I have kafka topic with simple avro serialized data in it and I am trying to read this data in my spark app which is on scala. When I print spark Dataframe to console, I can see that there are issues with desterilizing (or smth else) because my output looks like this:
+----+---------------+--------------+---+
|name|favorite_number|favorite_color|age|
+----+---------------+--------------+---+
| | 0| | 0|
But the data that I have in kafka is: (I am viewing this data from console with this command: kafka-avro-console-consumer --topic test-py-topic --bootstrap-server localhost:9092 --from-beginning)
{"name":"Jane1","favorite_number":15,"favorite_color":"black","age":35} {"name":"Jane1","favorite_number":15,"favorite_color":"black","age":35}
Here is a scala code that I use:
val spark = SparkSession
.builder
.appName("Stream Handler")
.config("spark.master", "local")
.config("spark.cassandra.connection.host", "localhost")
.getOrCreate()
spark.sparkContext.setLogLevel("WARN")
import spark.implicits._
val inputDF = spark
.readStream
.format("kafka")
.option("kafka.bootstrap.servers", "localhost:9092")
.option("subscribe", "test-2")
.option("startingOffsets", "earliest")
.load()
val jsonFormatSchema = new String(
Files.readAllBytes(Paths.get("/src/resources/shemas/schema.avsc")))

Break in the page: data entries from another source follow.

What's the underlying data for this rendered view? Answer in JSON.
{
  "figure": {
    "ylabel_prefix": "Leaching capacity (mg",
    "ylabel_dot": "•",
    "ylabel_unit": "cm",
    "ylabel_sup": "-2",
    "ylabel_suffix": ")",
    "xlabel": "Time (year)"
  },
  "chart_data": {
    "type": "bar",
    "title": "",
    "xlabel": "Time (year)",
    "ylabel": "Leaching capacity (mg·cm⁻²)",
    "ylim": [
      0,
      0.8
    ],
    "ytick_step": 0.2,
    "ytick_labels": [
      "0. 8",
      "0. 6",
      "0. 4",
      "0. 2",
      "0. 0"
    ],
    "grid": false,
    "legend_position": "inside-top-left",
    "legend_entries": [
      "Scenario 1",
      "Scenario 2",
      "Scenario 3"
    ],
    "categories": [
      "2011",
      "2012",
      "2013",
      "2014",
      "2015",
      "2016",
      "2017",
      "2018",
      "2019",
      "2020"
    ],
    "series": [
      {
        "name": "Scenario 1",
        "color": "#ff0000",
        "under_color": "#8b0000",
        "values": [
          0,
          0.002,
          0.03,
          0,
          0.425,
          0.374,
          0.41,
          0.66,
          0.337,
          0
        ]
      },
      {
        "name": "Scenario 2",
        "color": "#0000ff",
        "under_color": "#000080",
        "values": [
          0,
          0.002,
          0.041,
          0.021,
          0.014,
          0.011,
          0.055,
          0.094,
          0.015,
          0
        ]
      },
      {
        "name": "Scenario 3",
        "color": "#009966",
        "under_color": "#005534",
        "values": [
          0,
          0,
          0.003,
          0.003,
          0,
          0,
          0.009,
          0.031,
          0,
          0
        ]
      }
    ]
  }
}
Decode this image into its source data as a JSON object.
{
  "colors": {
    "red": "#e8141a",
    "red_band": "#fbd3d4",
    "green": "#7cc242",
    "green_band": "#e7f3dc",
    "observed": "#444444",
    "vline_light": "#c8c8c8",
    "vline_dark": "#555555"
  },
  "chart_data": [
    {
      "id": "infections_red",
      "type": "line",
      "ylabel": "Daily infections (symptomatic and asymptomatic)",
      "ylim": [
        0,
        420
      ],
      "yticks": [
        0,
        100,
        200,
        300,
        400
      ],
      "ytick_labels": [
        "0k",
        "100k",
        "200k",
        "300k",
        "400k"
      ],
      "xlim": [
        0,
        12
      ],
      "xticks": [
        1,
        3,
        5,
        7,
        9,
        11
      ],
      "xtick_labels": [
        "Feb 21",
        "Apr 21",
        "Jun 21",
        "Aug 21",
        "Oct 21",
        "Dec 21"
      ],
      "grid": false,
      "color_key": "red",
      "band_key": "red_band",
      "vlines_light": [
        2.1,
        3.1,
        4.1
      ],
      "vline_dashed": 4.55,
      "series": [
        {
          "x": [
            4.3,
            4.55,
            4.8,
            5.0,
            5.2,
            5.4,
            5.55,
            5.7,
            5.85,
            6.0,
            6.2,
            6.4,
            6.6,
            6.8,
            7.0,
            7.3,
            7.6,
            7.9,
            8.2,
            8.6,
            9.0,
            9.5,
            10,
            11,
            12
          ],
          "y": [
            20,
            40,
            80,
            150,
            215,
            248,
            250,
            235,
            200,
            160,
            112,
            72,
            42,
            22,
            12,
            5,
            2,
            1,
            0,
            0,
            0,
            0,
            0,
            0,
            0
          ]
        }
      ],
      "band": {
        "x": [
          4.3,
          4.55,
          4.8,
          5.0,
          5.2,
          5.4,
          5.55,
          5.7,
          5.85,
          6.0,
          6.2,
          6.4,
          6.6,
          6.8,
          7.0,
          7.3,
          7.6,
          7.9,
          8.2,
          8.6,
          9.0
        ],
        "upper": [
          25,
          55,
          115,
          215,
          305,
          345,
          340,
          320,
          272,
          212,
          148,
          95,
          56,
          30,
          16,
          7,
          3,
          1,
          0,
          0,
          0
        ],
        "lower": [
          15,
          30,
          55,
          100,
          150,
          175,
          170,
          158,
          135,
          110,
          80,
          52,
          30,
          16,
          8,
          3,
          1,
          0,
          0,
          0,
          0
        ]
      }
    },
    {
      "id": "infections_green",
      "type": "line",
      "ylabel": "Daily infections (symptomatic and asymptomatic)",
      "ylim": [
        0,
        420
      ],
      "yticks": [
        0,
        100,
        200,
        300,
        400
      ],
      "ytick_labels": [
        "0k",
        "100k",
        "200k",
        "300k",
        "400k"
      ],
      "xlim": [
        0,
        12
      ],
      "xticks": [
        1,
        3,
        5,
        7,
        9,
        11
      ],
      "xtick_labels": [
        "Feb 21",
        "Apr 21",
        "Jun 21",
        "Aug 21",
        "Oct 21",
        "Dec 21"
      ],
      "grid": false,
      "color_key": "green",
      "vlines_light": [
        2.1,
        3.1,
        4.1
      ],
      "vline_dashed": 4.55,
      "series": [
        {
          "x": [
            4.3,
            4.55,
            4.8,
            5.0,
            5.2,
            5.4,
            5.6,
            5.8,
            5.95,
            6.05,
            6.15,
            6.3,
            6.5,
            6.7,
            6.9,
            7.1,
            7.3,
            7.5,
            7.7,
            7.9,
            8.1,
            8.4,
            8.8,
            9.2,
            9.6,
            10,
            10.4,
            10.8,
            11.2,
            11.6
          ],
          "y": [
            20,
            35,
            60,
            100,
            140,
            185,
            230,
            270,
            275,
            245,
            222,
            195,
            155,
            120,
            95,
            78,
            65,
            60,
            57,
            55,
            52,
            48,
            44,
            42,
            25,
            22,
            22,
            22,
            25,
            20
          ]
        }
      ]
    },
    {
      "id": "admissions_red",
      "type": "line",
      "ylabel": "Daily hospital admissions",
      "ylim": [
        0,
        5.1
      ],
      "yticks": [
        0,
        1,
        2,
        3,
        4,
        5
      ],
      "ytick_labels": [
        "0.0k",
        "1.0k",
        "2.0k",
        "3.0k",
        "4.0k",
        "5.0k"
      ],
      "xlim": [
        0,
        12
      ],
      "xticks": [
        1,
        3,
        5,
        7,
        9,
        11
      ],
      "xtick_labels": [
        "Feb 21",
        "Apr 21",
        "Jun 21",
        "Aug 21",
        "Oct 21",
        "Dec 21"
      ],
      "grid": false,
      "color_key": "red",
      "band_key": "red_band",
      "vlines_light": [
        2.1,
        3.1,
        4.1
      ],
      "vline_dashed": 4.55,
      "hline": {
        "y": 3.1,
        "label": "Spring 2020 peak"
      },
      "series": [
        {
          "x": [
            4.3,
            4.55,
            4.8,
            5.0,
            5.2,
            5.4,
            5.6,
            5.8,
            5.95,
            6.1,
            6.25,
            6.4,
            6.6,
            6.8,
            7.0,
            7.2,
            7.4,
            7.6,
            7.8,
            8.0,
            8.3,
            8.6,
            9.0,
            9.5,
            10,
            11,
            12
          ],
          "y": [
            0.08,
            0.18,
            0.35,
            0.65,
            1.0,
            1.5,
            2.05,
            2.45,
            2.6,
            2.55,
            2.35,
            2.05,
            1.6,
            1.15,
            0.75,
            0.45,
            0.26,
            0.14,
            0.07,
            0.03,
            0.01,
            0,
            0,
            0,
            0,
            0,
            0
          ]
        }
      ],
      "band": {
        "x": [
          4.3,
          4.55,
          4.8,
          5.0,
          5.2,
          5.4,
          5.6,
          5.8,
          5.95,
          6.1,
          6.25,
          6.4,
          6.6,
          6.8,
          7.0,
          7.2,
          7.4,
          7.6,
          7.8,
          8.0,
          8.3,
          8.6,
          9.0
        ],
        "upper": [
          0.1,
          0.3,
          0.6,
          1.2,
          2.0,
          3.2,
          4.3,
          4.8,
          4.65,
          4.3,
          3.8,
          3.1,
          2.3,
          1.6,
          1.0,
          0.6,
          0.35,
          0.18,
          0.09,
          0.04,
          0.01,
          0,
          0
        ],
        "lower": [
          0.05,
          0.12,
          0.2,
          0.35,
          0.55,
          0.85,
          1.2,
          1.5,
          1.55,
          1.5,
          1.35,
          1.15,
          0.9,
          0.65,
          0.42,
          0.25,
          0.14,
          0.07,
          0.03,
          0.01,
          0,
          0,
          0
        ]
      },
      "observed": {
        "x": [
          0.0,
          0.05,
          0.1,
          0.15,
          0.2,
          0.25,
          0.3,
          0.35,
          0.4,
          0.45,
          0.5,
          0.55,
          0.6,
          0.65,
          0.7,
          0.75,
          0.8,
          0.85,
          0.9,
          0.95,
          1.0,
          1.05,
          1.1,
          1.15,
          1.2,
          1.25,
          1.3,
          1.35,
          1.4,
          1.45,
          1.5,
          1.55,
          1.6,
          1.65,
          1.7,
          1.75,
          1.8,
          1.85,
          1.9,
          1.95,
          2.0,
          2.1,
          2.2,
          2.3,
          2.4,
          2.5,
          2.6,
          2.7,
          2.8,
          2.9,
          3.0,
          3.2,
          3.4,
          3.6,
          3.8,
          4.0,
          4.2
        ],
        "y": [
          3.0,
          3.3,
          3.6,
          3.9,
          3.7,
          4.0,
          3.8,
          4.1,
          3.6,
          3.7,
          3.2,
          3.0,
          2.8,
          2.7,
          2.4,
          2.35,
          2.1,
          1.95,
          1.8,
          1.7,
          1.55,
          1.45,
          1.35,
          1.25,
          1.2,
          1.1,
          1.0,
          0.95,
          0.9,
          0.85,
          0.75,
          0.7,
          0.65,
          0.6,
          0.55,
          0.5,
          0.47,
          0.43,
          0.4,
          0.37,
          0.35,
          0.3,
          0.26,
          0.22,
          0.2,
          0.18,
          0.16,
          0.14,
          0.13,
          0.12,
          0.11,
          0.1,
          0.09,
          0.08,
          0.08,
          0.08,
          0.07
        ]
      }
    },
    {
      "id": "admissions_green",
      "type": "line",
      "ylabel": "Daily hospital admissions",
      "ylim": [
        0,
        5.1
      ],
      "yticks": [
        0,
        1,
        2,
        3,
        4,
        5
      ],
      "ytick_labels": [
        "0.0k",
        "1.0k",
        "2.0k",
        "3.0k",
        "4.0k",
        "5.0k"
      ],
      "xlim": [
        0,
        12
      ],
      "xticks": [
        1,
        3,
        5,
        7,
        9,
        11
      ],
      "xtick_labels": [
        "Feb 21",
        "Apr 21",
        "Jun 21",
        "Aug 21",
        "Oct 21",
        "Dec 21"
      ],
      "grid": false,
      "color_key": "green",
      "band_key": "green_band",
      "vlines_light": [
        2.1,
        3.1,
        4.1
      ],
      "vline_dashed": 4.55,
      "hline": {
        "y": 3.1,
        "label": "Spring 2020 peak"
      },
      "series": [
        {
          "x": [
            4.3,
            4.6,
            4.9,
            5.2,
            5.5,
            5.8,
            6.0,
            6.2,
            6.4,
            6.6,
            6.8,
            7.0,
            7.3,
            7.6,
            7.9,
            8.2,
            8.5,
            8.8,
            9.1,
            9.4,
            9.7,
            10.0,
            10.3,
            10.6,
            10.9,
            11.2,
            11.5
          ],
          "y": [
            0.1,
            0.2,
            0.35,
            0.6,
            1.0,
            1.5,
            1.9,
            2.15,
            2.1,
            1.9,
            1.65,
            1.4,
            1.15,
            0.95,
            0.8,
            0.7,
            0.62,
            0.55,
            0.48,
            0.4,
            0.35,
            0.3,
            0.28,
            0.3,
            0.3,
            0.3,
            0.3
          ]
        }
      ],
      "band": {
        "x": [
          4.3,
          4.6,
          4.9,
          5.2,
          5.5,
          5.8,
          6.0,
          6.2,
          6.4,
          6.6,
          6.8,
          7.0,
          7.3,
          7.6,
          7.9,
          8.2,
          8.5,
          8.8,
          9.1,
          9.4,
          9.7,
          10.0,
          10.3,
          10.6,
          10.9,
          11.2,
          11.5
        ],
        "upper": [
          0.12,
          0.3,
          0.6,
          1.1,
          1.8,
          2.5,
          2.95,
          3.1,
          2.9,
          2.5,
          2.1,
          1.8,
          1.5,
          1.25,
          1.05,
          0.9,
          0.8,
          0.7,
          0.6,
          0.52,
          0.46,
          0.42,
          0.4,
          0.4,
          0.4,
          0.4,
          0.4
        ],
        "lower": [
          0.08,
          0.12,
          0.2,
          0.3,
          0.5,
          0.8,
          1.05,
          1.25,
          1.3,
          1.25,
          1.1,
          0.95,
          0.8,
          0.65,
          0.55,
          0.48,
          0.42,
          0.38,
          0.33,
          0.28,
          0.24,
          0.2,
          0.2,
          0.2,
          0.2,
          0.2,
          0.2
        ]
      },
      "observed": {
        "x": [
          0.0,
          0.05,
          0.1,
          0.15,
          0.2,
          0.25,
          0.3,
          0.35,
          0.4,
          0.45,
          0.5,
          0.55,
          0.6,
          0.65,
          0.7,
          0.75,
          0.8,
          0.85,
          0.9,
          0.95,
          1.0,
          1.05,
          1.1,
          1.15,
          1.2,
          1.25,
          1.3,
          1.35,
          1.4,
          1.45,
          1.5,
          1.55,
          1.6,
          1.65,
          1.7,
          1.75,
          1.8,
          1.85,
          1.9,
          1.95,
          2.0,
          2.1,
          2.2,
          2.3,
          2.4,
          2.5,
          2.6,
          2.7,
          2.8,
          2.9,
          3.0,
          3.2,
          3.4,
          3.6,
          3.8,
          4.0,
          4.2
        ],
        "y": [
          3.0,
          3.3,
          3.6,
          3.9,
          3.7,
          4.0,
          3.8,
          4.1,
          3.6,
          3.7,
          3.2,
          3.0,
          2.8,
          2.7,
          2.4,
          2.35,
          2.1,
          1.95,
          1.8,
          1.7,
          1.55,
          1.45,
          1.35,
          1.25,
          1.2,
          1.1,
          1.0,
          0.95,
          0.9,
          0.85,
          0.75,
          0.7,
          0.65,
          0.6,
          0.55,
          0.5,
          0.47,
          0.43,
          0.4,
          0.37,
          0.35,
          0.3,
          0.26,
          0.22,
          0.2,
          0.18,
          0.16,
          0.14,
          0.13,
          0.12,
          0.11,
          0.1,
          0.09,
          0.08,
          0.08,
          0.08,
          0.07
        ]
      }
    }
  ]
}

val personDF = inputDF.select(from_avro(col("value"), jsonFormatSchema).as("person"))
.select("person.*")
personDF.printSchema()
val query = personDF.writeStream.outputMode("update").format("console").start()
query.awaitTermination()
Also, here is other output from Spark logs, which seems to be correct:
root
|-- name: string (nullable = true)
|-- favorite_number: integer (nullable = true)
|-- favorite_color: string (nullable = true)
|-- age: integer (nullable = true)
My build.sbt file, so you can figure out which versions I am using:
name := "spark_scala"
version := "0.1"
scalaVersion := "2.12.10"
libraryDependencies += "org.apache.spark" %% "spark-sql" % "3.1.2"
libraryDependencies += "io.spray" %% "spray-json" % "1.3.6"
libraryDependencies += "org.apache.spark" %% "spark-core" % "3.1.2"
libraryDependencies += "org.apache.spark" %% "spark-sql-kafka-0-10" % "3.1.2"
libraryDependencies += "org.apache.spark" %% "spark-avro" % "3.1.2"
libraryDependencies ++= Seq(
"com.datastax.spark" %% "spark-cassandra-connector" % "3.1.0",
"com.datastax.cassandra" % "cassandra-driver-core" % "3.11.0")
libraryDependencies += "joda-time" % "joda-time" % "2.10.13"
My json-avro schema:
{
"namespace": "example.avro",
"type": "record",
"name": "User",
"fields": [
{
"name": "name",
"type": "string"
},
{
"name": "favorite_number",
"type": "int"
},
{
"name": "favorite_color",
"type": "string"
},
{
"name": "age",
"type": "int",
"default": 18
}
]
}
I am uploading data to kafka topic with simple python code:
self.producer = AvroProducer(
self.config,
default_key_schema=key_schema,
default_value_schema=value_schema
)
self.producer.produce(topic=self.topic, key=key, value=person.to_json())
where key is a simple int, and value is class with a bunch of params. Also, I am not using "pure" kafka, I am using confluent. I hope I didn't forget anything, Thanks in advance!